As Sony finds itself on the receiving end of a hacking campaign, just what problems are big companies facing in this area and what can they do about it? Simon Brew takes a look.
Leaving aside the ramifications of Sony and the PlayStation Network though, there's another significant problem the firm faces in the midst of hacking attacks: just what can it do? How can you defend yourself as a large organisation when a small group of unidentifiable individuals decide to target your website?
By the very nature of being a big company, you leave gaps and smaller groups are far more nimble at exploiting them than a large firm is at covering them up. It takes more than a busy IT department putting fingers in the appropriate dams.
Even appreciating in many countries the legal argument was on its side, how do you begin tracking down a group like Anonymous? Was there a ringleader it could find? Was there any guarantee Sony could find them and take action against them? What if they were in a country where jurisdiction differed? Heck, who exactly is a member of the group and how can you be sure you've got their true identity?

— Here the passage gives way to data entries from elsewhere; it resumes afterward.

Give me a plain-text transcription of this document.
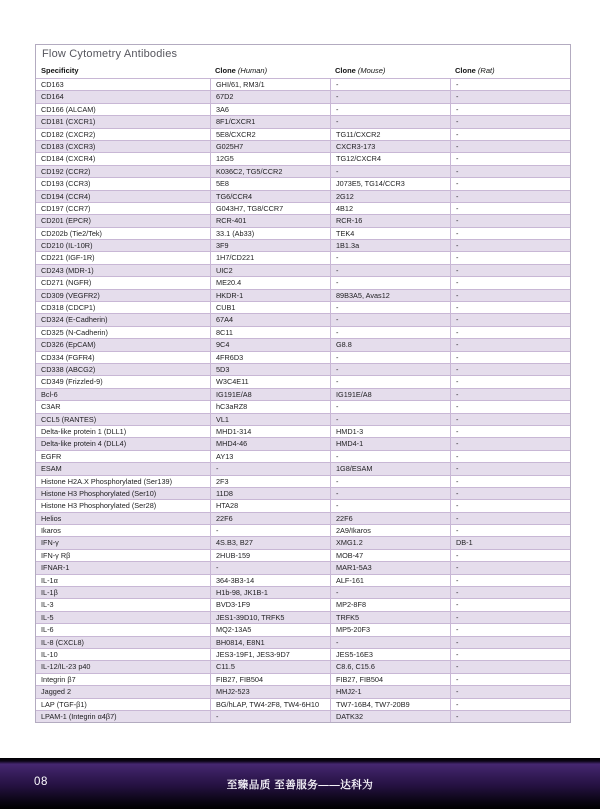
Flow Cytometry Antibodies
Specificity	Clone (Human)	Clone (Mouse)	Clone (Rat)
CD163	GHI/61, RM3/1	-	-
CD164	67D2	-	-
CD166 (ALCAM)	3A6	-	-
CD181 (CXCR1)	8F1/CXCR1	-	-
CD182 (CXCR2)	5E8/CXCR2	TG11/CXCR2	-
CD183 (CXCR3)	G025H7	CXCR3-173	-
CD184 (CXCR4)	12G5	TG12/CXCR4	-
CD192 (CCR2)	K036C2, TG5/CCR2	-	-
CD193 (CCR3)	5E8	J073E5, TG14/CCR3	-
CD194 (CCR4)	TG6/CCR4	2G12	-
CD197 (CCR7)	G043H7, TG8/CCR7	4B12	-
CD201 (EPCR)	RCR-401	RCR-16	-
CD202b (Tie2/Tek)	33.1 (Ab33)	TEK4	-
CD210 (IL-10R)	3F9	1B1.3a	-
CD221 (IGF-1R)	1H7/CD221	-	-
CD243 (MDR-1)	UIC2	-	-
CD271 (NGFR)	ME20.4	-	-
CD309 (VEGFR2)	HKDR-1	89B3A5, Avas12	-
CD318 (CDCP1)	CUB1	-	-
CD324 (E-Cadherin)	67A4	-	-
CD325 (N-Cadherin)	8C11	-	-
CD326 (EpCAM)	9C4	G8.8	-
CD334 (FGFR4)	4FR6D3	-	-
CD338 (ABCG2)	5D3	-	-
CD349 (Frizzled-9)	W3C4E11	-	-
Bcl-6	IG191E/A8	IG191E/A8	-
C3AR	hC3aRZ8	-	-
CCL5 (RANTES)	VL1	-	-
Delta-like protein 1 (DLL1)	MHD1-314	HMD1-3	-
Delta-like protein 4 (DLL4)	MHD4-46	HMD4-1	-
EGFR	AY13	-	-
ESAM	-	1G8/ESAM	-
Histone H2A.X Phosphorylated (Ser139)	2F3	-	-
Histone H3 Phosphorylated (Ser10)	11D8	-	-
Histone H3 Phosphorylated (Ser28)	HTA28	-	-
Helios	22F6	22F6	-
Ikaros	-	2A9/Ikaros	-
IFN-γ	4S.B3, B27	XMG1.2	DB-1
IFN-γ Rβ	2HUB-159	MOB-47	-
IFNAR-1	-	MAR1-5A3	-
IL-1α	364-3B3-14	ALF-161	-
IL-1β	H1b-98, JK1B-1	-	-
IL-3	BVD3-1F9	MP2-8F8	-
IL-5	JES1-39D10, TRFK5	TRFK5	-
IL-6	MQ2-13A5	MP5-20F3	-
IL-8 (CXCL8)	BH0814, E8N1	-	-
IL-10	JES3-19F1, JES3-9D7	JES5-16E3	-
IL-12/IL-23 p40	C11.5	C8.6, C15.6	-
Integrin β7	FIB27, FIB504	FIB27, FIB504	-
Jagged 2	MHJ2-523	HMJ2-1	-
LAP (TGF-β1)	BG/hLAP, TW4-2F8, TW4-6H10	TW7-16B4, TW7-20B9	-
LPAM-1 (Integrin α4β7)	-	DATK32	-
08	至臻品质 至善服务——达科为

It takes more than a busy IT department putting fingers in the appropriate dams
These are not easy questions to answer and Sony knew it because even if things went its way, it would take months to execute any kind of proper, effective action. That's if the legal system was working at anything approaching decent speed.

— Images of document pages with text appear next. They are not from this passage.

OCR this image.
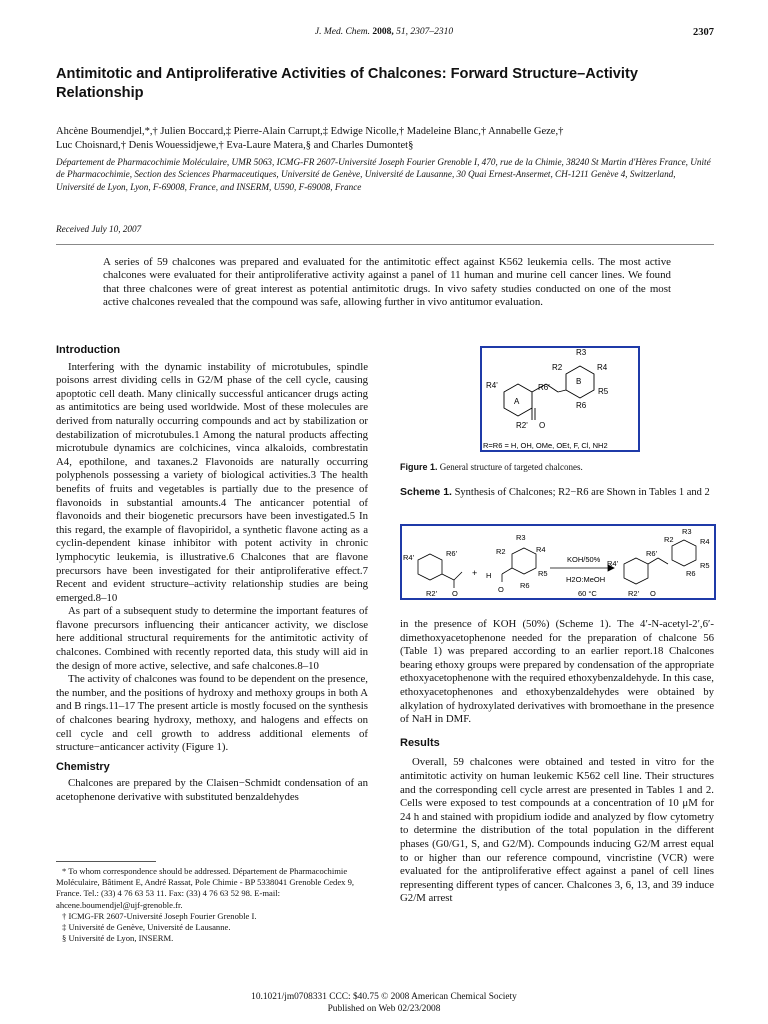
J. Med. Chem. 2008, 51, 2307–2310	2307
Antimitotic and Antiproliferative Activities of Chalcones: Forward Structure–Activity Relationship
Ahcène Boumendjel,*,† Julien Boccard,‡ Pierre-Alain Carrupt,‡ Edwige Nicolle,† Madeleine Blanc,† Annabelle Geze,†
Luc Choisnard,† Denis Wouessidjewe,† Eva-Laure Matera,§ and Charles Dumontet§
Département de Pharmacochimie Moléculaire, UMR 5063, ICMG-FR 2607-Université Joseph Fourier Grenoble I, 470, rue de la Chimie, 38240 St Martin d'Hères France, Unité de Pharmacochimie, Section des Sciences Pharmaceutiques, Université de Genève, Université de Lausanne, 30 Quai Ernest-Ansermet, CH-1211 Genève 4, Switzerland, Université de Lyon, Lyon, F-69008, France, and INSERM, U590, F-69008, France
Received July 10, 2007
A series of 59 chalcones was prepared and evaluated for the antimitotic effect against K562 leukemia cells. The most active chalcones were evaluated for their antiproliferative activity against a panel of 11 human and murine cell cancer lines. We found that three chalcones were of great interest as potential antimitotic drugs. In vivo safety studies conducted on one of the most active chalcones revealed that the compound was safe, allowing further in vivo antitumor evaluation.
Introduction

Interfering with the dynamic instability of microtubules, spindle poisons arrest dividing cells in G2/M phase of the cell cycle, causing apoptotic cell death. Many clinically successful anticancer drugs acting as antimitotics are being used worldwide. Most of these molecules are derived from naturally occurring compounds and act by stabilization or destabilization of microtubules.1 Among the natural products affecting microtubule dynamics are colchicines, vinca alkaloids, combrestatin A4, epothilone, and taxanes.2 Flavonoids are naturally occurring polyphenols possessing a variety of biological activities.3 The health benefits of fruits and vegetables is partially due to the presence of flavonoids in substantial amounts.4 The anticancer potential of flavonoids and their biogenetic precursors have been investigated.5 In this regard, the example of flavopiridol, a synthetic flavone acting as a cyclin-dependent kinase inhibitor with potent activity in chronic lymphocytic leukemia, is illustrative.6 Chalcones that are flavone precursors have been investigated for their antiproliferative effect.7 Recent and evident structure–activity relationship studies are being emerged.8–10

As part of a subsequent study to determine the important features of flavone precursors influencing their anticancer activity, we disclose here additional structural requirements for the antimitotic activity of chalcones. Combined with recently reported data, this study will aid in the design of more active, selective, and safe chalcones.8–10

The activity of chalcones was found to be dependent on the presence, the number, and the positions of hydroxy and methoxy groups in both A and B rings.11–17 The present article is mostly focused on the synthesis of chalcones bearing hydroxy, methoxy, and halogens and effects on cell cycle and cell growth to address additional elements of structure−anticancer activity (Figure 1).

Chemistry

Chalcones are prepared by the Claisen−Schmidt condensation of an acetophenone derivative with substituted benzaldehydes

* To whom correspondence should be addressed. Département de Pharmacochimie Moléculaire, Bâtiment E, André Rassat, Pole Chimie - BP 5338041 Grenoble Cedex 9, France. Tel.: (33) 4 76 63 53 11. Fax: (33) 4 76 63 52 98. E-mail: ahcene.boumendjel@ujf-grenoble.fr.
† ICMG-FR 2607-Université Joseph Fourier Grenoble I.
‡ Université de Genève, Université de Lausanne.
§ Université de Lyon, INSERM.
R3
R2	R4
R5
R6
B
R4'	R6'
A
R2' O
R=R6 = H, OH, OMe, OEt, F, Cl, NH2
Figure 1. General structure of targeted chalcones.
Scheme 1. Synthesis of Chalcones; R2−R6 are Shown in Tables 1 and 2
R4'	R6'
R2' O
+ H
O
R2
R3
R4
R5
R6
KOH/50%
H2O:MeOH
60 °C
R4'
R6'
R2' O
R2
R3
R4
R5
R6

in the presence of KOH (50%) (Scheme 1). The 4′-N-acetyl-2′,6′-dimethoxyacetophenone needed for the preparation of chalcone 56 (Table 1) was prepared according to an earlier report.18 Chalcones bearing ethoxy groups were prepared by condensation of the appropriate ethoxyacetophenone with the required ethoxybenzaldehyde. In this case, ethoxyacetophenones and ethoxybenzaldehydes were obtained by alkylation of hydroxylated derivatives with bromoethane in the presence of NaH in DMF.

Results

Overall, 59 chalcones were obtained and tested in vitro for the antimitotic activity on human leukemic K562 cell line. Their structures and the corresponding cell cycle arrest are presented in Tables 1 and 2. Cells were exposed to test compounds at a concentration of 10 μM for 24 h and stained with propidium iodide and analyzed by flow cytometry to determine the distribution of the total population in the different phases (G0/G1, S, and G2/M). Compounds inducing G2/M arrest equal to or higher than our reference compound, vincristine (VCR) were evaluated for the antiproliferative effect against a panel of cell lines representing different types of cancer. Chalcones 3, 6, 13, and 39 induce G2/M arrest

10.1021/jm0708331 CCC: $40.75 © 2008 American Chemical Society
Published on Web 02/23/2008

Furthermore, even if it managed to get something done, then Sony ran a very real risk others would take up the mantle. Basically, by fixing what it saw as the immediate problem, it risked making the problem worse. At the very best, it knew it was an impossible PR battle to win, with a David and Goliath scenario being portrayed. At worst, that PR battle would turn into something far trickier to deal with.
It's an experience many other big companies will be looking at nervously. Anonymous alone has targeted the likes of the Bank Of America and YouTube. Worryingly, these are the hacking attacks we've found out about and the ones where there was an intended public impact.
So what about the ones off-radar? Anonymous may be high profile, but most hackers aren't. It's only a year since McAfee was saying "we have never ever, outside of the defense industry, seen commercial industrial companies come under that level of sophisticated attack," in response to major hacks on the likes of Google and Adobe.
Also techniques increasingly allow hackers to cover their steps. There's a mantra of sorts in security circles if a proficient hacker doesn't want to be found, then they absolutely won't be.